An sc event can be in one of three states: IDLE, WAIT-ING and NOTIFIED. The state of a sc event can be changed by different SC THREADs in the same time, therefore wait(e) and e.notify() have been implemented using atomic testand-set [10] instructions.
Configuration Directives
SystemC-SMP provides a way to bind groups of SC THR-EAD to a physical CPU using the macro MAP CPU(cpu n, module instance). In this macro cpu n is a CPU index and module instance is an hardware component instantiated in the simulated architecture (i.e. a sc module instance name). Using this macro, all SC THREADs within a certain module will be mapped to a specific scheduler and it will be mapped within CPU with the same index. These configuration macros can be included in the SystemC top-cell, using conditional compilation directives to keep fully compatibility with standard SystemC.
EXPERIMENTAL RESULTS
The conducted experiments can be described by the triplet: Embedded Application (EA), Hardware Architecture (HA), and Simulation Engine (SE). The retained EA is an integer implementation of the Smith-Waterman (SW) algorithm [8] that performs sequence alignment in biocomputing. We used a parallel, multi-threaded implementation of this algorithm, written in C language. The HA is a shared-memory NUMA structured in clusters, as presented in Figure 1 . This architecture contains 10 clusters interconnected by a global Network on Chip (global interconnect) supporting read/write communication primitives in the shared address space. Each cluster contains four 32-bits processors (with data and instruction caches), a local memory and a local interconnect. The SE corresponds to the physical multi-core workstation on which the simulation takes place. The experiments have been performed under Linux 2.6.18 on AMD Athlon(tm) Dual Core Processor 2.3GHz with 128KB L1-cache, 512KB L2-cache and 1GB RAM.
The experimental results show that a speedup factor equal to 1.9 is obtained when the performance of the dual-core SystemC-SMP (263 seconds) is compared to the single-core Standard SystemC (506 seconds), which is very close to the threoretical upper bound given by Amdahl's law.

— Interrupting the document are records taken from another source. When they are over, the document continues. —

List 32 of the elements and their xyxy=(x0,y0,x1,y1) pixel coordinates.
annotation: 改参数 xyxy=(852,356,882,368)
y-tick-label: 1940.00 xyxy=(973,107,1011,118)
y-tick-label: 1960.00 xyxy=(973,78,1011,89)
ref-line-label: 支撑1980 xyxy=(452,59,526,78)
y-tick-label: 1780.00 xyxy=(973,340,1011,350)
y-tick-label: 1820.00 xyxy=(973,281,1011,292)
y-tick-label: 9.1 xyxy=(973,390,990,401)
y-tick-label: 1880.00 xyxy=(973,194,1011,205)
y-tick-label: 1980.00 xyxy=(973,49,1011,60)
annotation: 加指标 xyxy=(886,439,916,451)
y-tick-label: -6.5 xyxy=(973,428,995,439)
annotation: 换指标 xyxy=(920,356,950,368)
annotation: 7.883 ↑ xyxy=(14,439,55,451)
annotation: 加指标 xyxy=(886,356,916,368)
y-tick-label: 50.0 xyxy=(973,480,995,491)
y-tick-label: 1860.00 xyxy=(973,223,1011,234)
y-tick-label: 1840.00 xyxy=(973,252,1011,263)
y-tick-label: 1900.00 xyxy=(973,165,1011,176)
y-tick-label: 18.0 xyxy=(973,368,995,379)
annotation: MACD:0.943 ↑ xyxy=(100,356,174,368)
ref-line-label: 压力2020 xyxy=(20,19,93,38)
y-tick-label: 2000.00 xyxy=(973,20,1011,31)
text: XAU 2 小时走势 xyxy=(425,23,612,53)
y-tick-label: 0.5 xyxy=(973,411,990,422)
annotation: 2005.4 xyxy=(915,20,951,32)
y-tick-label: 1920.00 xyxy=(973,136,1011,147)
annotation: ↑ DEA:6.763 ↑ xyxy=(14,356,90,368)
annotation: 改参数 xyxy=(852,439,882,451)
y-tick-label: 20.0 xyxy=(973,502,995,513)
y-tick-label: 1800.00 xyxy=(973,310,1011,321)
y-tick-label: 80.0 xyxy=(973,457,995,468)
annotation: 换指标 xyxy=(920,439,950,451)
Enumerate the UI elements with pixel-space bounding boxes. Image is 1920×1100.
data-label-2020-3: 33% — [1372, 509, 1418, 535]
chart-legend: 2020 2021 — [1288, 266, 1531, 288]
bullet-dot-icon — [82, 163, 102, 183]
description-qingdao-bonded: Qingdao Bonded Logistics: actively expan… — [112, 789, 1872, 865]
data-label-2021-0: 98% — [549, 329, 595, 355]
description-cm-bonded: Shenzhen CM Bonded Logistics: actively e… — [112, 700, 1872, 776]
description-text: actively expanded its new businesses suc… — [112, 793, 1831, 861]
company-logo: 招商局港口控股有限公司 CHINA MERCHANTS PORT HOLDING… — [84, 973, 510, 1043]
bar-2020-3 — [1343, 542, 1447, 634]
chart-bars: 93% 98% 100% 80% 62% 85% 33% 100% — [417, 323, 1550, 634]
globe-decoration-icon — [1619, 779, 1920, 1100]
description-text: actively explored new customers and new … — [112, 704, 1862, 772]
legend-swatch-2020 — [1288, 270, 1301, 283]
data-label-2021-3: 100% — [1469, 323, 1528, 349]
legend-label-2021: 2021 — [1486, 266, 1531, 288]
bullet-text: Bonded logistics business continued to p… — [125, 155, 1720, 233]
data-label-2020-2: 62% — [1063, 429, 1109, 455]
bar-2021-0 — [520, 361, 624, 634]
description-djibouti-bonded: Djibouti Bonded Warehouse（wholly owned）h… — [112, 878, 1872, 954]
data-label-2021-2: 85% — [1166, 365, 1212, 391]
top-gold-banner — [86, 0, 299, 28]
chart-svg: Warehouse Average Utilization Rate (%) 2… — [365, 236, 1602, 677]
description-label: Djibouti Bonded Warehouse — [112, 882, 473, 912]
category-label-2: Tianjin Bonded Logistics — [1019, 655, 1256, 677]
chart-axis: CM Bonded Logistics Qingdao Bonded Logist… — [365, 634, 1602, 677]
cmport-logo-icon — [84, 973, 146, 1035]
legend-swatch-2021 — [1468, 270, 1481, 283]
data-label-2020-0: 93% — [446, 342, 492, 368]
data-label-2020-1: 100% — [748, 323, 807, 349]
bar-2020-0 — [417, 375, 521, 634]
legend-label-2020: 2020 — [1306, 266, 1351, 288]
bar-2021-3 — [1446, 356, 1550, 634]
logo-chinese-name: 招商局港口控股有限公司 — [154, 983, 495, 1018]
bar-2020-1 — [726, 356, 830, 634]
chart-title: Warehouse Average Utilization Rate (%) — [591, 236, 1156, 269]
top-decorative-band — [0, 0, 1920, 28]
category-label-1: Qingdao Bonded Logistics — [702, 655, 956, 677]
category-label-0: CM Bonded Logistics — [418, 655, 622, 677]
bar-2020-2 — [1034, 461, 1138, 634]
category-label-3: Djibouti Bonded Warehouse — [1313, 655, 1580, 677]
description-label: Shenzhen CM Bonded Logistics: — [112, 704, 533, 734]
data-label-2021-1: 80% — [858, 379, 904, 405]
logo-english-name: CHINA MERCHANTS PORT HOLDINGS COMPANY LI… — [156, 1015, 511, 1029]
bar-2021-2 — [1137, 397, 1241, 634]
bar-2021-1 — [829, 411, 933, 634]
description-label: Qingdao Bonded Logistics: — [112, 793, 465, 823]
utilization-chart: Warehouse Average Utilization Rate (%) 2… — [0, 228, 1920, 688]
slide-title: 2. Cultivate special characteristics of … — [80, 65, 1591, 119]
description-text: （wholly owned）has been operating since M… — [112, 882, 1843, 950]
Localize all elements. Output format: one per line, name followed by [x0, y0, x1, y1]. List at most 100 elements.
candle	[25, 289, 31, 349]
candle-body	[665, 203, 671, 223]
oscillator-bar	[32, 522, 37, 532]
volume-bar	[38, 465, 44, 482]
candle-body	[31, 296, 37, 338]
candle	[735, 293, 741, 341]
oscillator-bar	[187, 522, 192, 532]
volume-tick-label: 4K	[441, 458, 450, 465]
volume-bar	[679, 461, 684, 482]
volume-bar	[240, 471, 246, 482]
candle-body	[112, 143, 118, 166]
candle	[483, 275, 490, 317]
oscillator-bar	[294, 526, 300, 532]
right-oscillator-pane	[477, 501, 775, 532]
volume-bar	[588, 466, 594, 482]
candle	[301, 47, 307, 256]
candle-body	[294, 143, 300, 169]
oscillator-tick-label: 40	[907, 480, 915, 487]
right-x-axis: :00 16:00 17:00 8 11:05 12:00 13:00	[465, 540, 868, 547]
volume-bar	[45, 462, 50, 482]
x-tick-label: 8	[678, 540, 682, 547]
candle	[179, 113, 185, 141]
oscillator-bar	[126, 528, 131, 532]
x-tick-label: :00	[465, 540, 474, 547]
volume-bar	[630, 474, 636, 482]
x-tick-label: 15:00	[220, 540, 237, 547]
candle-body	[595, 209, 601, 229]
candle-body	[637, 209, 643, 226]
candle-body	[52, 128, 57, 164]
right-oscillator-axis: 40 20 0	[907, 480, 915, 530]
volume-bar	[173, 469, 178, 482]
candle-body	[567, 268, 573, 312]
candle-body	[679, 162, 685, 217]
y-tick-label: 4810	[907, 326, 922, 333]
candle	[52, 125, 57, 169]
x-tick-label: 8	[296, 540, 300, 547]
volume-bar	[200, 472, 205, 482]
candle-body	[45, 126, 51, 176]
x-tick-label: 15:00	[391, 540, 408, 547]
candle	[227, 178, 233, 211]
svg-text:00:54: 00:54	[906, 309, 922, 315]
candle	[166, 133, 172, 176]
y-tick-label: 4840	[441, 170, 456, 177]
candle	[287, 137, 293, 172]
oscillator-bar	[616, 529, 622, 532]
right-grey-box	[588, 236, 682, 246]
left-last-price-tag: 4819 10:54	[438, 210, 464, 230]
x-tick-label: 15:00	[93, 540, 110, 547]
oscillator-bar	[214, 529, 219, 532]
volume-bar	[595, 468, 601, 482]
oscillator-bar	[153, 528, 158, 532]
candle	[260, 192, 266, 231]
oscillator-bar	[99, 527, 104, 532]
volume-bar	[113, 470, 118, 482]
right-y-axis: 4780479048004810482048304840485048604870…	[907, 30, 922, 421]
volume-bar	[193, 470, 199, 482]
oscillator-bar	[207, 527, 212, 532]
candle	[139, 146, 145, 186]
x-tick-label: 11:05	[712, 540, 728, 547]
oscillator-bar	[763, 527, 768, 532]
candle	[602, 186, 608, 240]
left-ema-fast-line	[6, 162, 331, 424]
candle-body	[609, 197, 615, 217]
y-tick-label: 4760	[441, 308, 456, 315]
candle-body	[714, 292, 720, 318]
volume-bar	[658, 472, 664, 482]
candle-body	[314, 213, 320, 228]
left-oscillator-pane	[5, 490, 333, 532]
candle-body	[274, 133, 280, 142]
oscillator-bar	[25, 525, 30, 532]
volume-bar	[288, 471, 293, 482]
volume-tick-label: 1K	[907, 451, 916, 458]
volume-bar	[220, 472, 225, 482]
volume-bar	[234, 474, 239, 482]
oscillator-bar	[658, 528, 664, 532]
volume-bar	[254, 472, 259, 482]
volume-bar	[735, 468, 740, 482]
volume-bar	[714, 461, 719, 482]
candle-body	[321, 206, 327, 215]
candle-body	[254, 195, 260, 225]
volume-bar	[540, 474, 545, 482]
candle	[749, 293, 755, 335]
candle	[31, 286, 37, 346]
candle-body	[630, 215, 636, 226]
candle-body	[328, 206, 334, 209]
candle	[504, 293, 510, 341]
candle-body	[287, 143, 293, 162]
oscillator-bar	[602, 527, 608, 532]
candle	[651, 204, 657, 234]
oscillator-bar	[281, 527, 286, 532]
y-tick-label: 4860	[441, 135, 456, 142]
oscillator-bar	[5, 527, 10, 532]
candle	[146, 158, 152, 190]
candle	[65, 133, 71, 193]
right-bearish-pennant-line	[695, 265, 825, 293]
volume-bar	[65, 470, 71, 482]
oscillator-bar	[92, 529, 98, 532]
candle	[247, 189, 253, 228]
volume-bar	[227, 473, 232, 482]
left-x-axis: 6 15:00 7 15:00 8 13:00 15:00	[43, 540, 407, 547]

In order to evaluate the timing accuracy of the parallel TLM-DT simulation using the SystemC-SMP simulation engine, we performed a cycle accurate simulation for the the same EA. The HA was described using the CABA (CycleAccurate, Bit-Accurate) simulation models available in [9] . The cycle accurate simulation completed in 68264502 cycles, while the TLM-DT simulation completed in 64400433 cycles, corresponding to a 6% timing error. The execution time of the cycle accurate simulation (single-core) is 45x (11980 seconds) slower than the dual-core SystemC-SMP.
CONCLUSION
In this paper, a new modeling approach for timed TLM virtual prototyping of shared memory MPSoCs was presented. The proposed TLM-DT coding style is fully compliant with the TLM2.0 standard. It enforces the Parallel Discrete Event Simulation principles and uses a distributed representation of time instead of the SystemC global simulation time. A TLM-DT model can be simulated with the standard OSCI simulation engine and the standard TLM2.0 package. In order to take advantage of TLM-DT parallel behavior, a new parallel simulation kernel was presented (SystemC-SMP). The SystemC-SMP running on a dual-core workstation obtained a 1.9 speedup in relation to the standard SystemC. This is is very close to the threoretical upper bound given by Amdahl's law.
TLM-DT coding style and SystemC-SMP simulation engine reduce locking by using small critical sections. For this reason, these approaches can be truly scalable and used on SMP workstations containing more of processing cores. This still has to be demonstrated in future work.